20/06/08

Um Post de Generalidades, mas

O tema não merece mais nem melhor. Manuela Ferreira Leite cometeu o pecado de ter enunciado a sua condição de mulher ao dizer que, cito de cor, As mulheres não pensam 24 horas na política, e que pensam noutras coisas. Caiu o Carmo e a Trindade, jornalistas, bloggers, analistas, comentadores, políticos da esquerda, políticos da direita têm-se detido nesta frase e encontrado mil razões para verem nela sinais de incompetência política, feminismo, oportunismo, falta de feminismo, eu sei lá! You name it, they saw it. Para mim a frase revela a mais óbvia das realidades, diria mesmo que é de uma banalidade total, e ao enunciá-la entrarei com gáudio no reino das generalidades: uma mulher, seja ela quem for, nunca pensa 24 horas na mesma coisa. Mesmo que queira, não consegue, porque não a deixam, porque ela não quer, sei lá: porque é assim, ponto. Há sempre um neto que nasce, uma empregada que telefona pois não percebeu o que era o jantar, a caixa de e-mail que nem queremos abrir, um filho que deita sangue pelo nariz, a reunião marcada para as 18 e 30 e as crianças que só podem estar no colégio até às 19 e o pai delas que não atende o telefone, a filha que hoje à noite vai sair e ainda não se sabe bem com quem, a mensalidade do sei-lá-o quê que esqueceu pagar, as calças do marido que já estão prontas na tinturaria há uns dias e ele que teima em se esquecer de ir buscar, a mãe que telefona pela enésima vez a perguntar se não nos esquecemos do aniversário da tia, a sogra que não consegue falar com o filho, o ex-marido que este mês ainda não pagou a pensão das crianças mas foi ao Brasil de férias, aquele fato lindo e que faz tanta falta será que se aguenta até aos saldos, o relatório que não se consegue começar pois o departamento x ainda não mandou os dados, o telemóvel que toca à noite com o(a) chefe a pedir informações para a reunião que vai ter de manhã... Poderia continuar, mas acho que não vale a pena.

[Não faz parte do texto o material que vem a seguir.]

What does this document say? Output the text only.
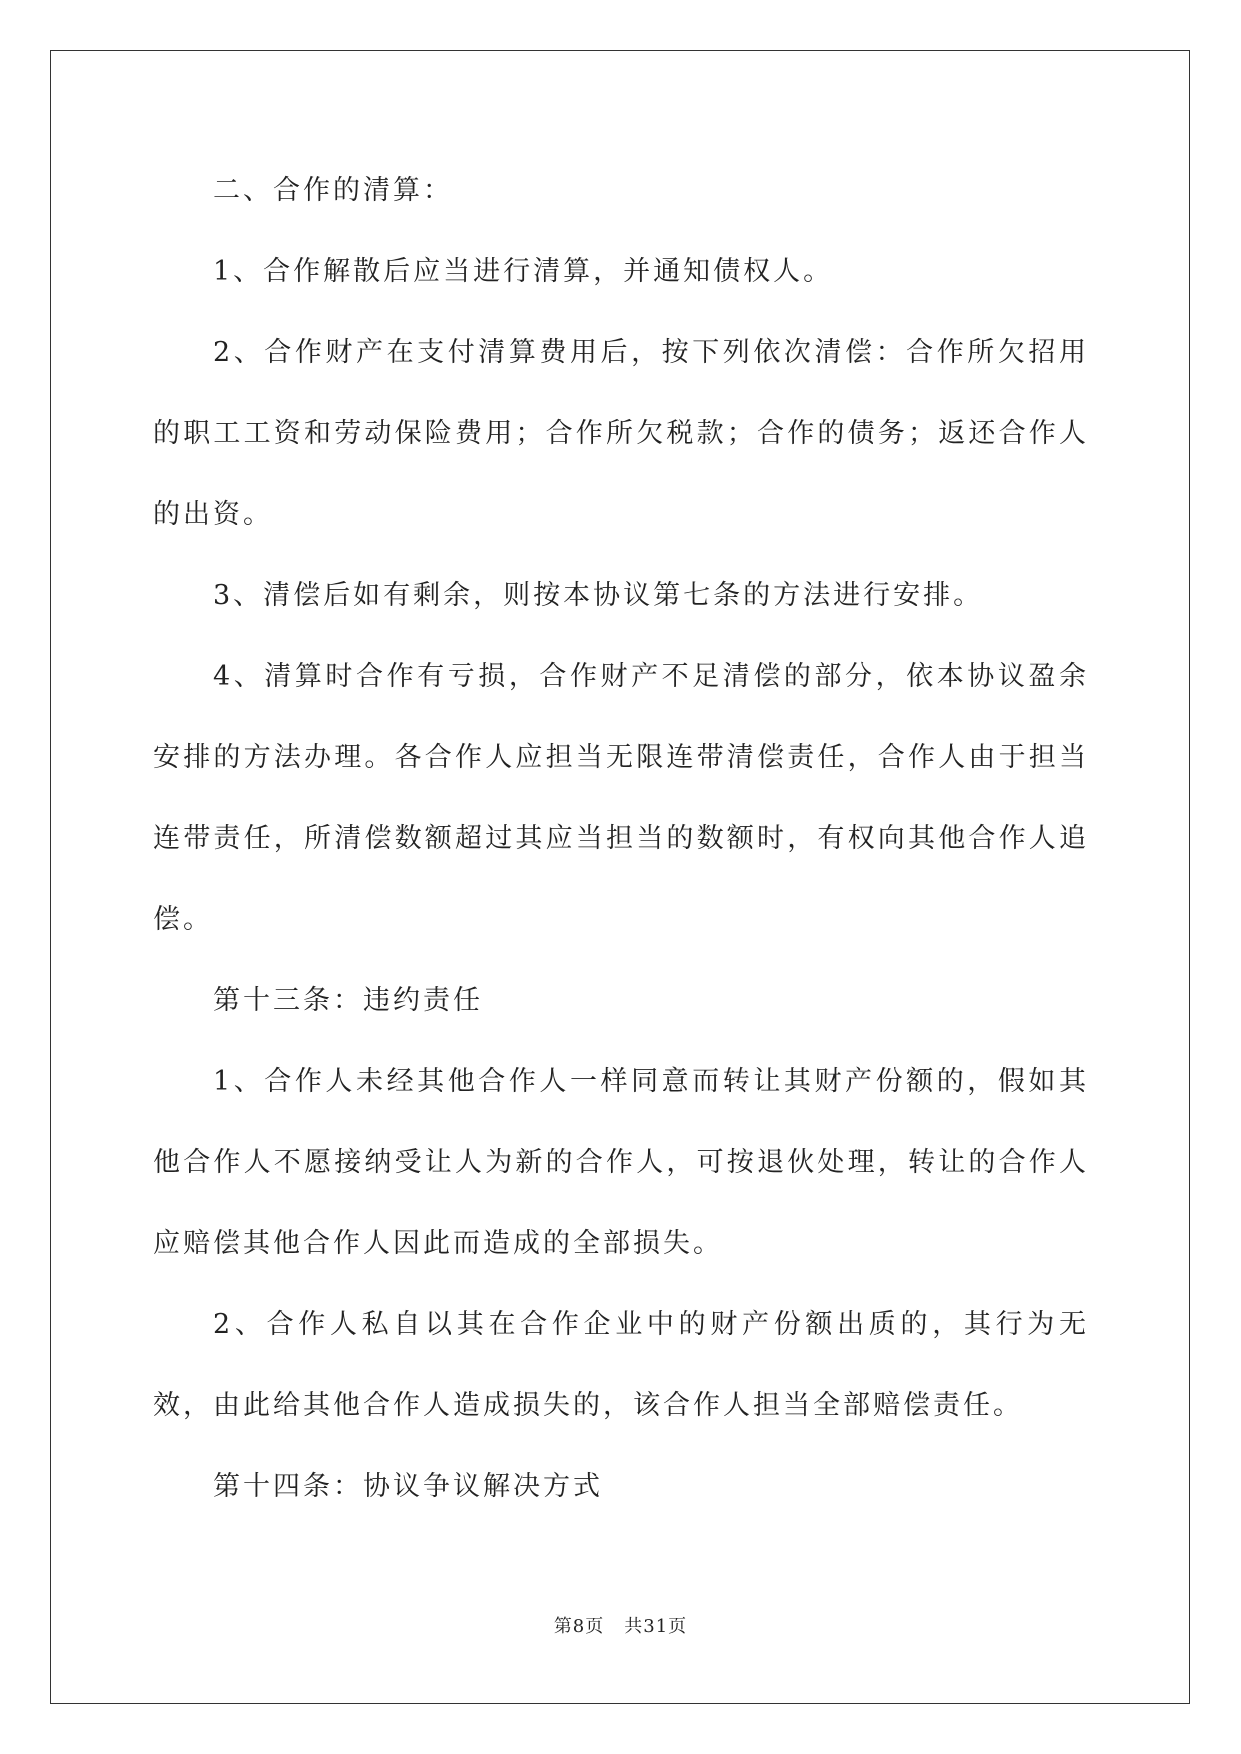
二、合作的清算：

1、合作解散后应当进行清算，并通知债权人。

2、合作财产在支付清算费用后，按下列依次清偿：合作所欠招用的职工工资和劳动保险费用；合作所欠税款；合作的债务；返还合作人的出资。

3、清偿后如有剩余，则按本协议第七条的方法进行安排。

4、清算时合作有亏损，合作财产不足清偿的部分，依本协议盈余安排的方法办理。各合作人应担当无限连带清偿责任，合作人由于担当连带责任，所清偿数额超过其应当担当的数额时，有权向其他合作人追偿。

第十三条：违约责任

1、合作人未经其他合作人一样同意而转让其财产份额的，假如其他合作人不愿接纳受让人为新的合作人，可按退伙处理，转让的合作人应赔偿其他合作人因此而造成的全部损失。

2、合作人私自以其在合作企业中的财产份额出质的，其行为无效，由此给其他合作人造成损失的，该合作人担当全部赔偿责任。

第十四条：协议争议解决方式

第8页 共31页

Este acontecimento que se criou à volta da frase de MFL fez-me lembrar a reacção dos media franceses quando descobriram que Segolène Royale usava bikini e a fotografaram assim na praia. Então queriam que ela usasse o quê: um fato Chanel? Uma burka? Ela é mulher, e as mulheres vestem bikinis. Eu já vi fotografias dos políticos na praia e não me lembro de os media se deterem no tipo de fato de banho que eles escolhem calção ou sunga, no comprimento dos calções, surfista ou boxer, se são de licra justos ou de sarja largueirões... Escreve-se muito sobre a igualdade de tratamento, mas isso é pura ficção pois as mulheres ainda são tratadas de forma diferente, e isso vê-se no dia em que ousam lembrar a sua condição de mulher e lhes cai o mundo em cima da esquerda à direita: ou porque disse e não devia ter dito, ou porque não disse a coisa correcta da forma correcta.

E continuando com generalidades, pois entre o estereótipo do homem e o estereótipo da mulher, há toda uma interessante gama de cinzentos, poderíamos dizer coisas do género “as mulheres riscam os carros e não se importam, pois para elas, eles são meros objectos utilitários”, “as mulheres têm mais capacidade para ouvir os outros”, “as mulheres são mais sensíveis às questões sociais”. As mulheres dizem coisas destas, será que as mulheres políticas não o podem fazer? Que tipo de discriminação é essa? Voltando ao Caso MFL: o que poderia ter sido uma questão política pertinente sobre a oportunidade ou não da sua ausência e consequente silêncio na semana dos bloqueios, inquinou-se e transformou-se na espuma de uma banalidade e numa questão corriqueira de “MFL se aproveitar do facto de ser mulher”. E já agora: se alguma vez ela se aproveitou ou vier a aproveitar do facto de ser mulher, merece todo o meu respeito e só mostra que é uma mulher a sério e que deve ser levada a sério.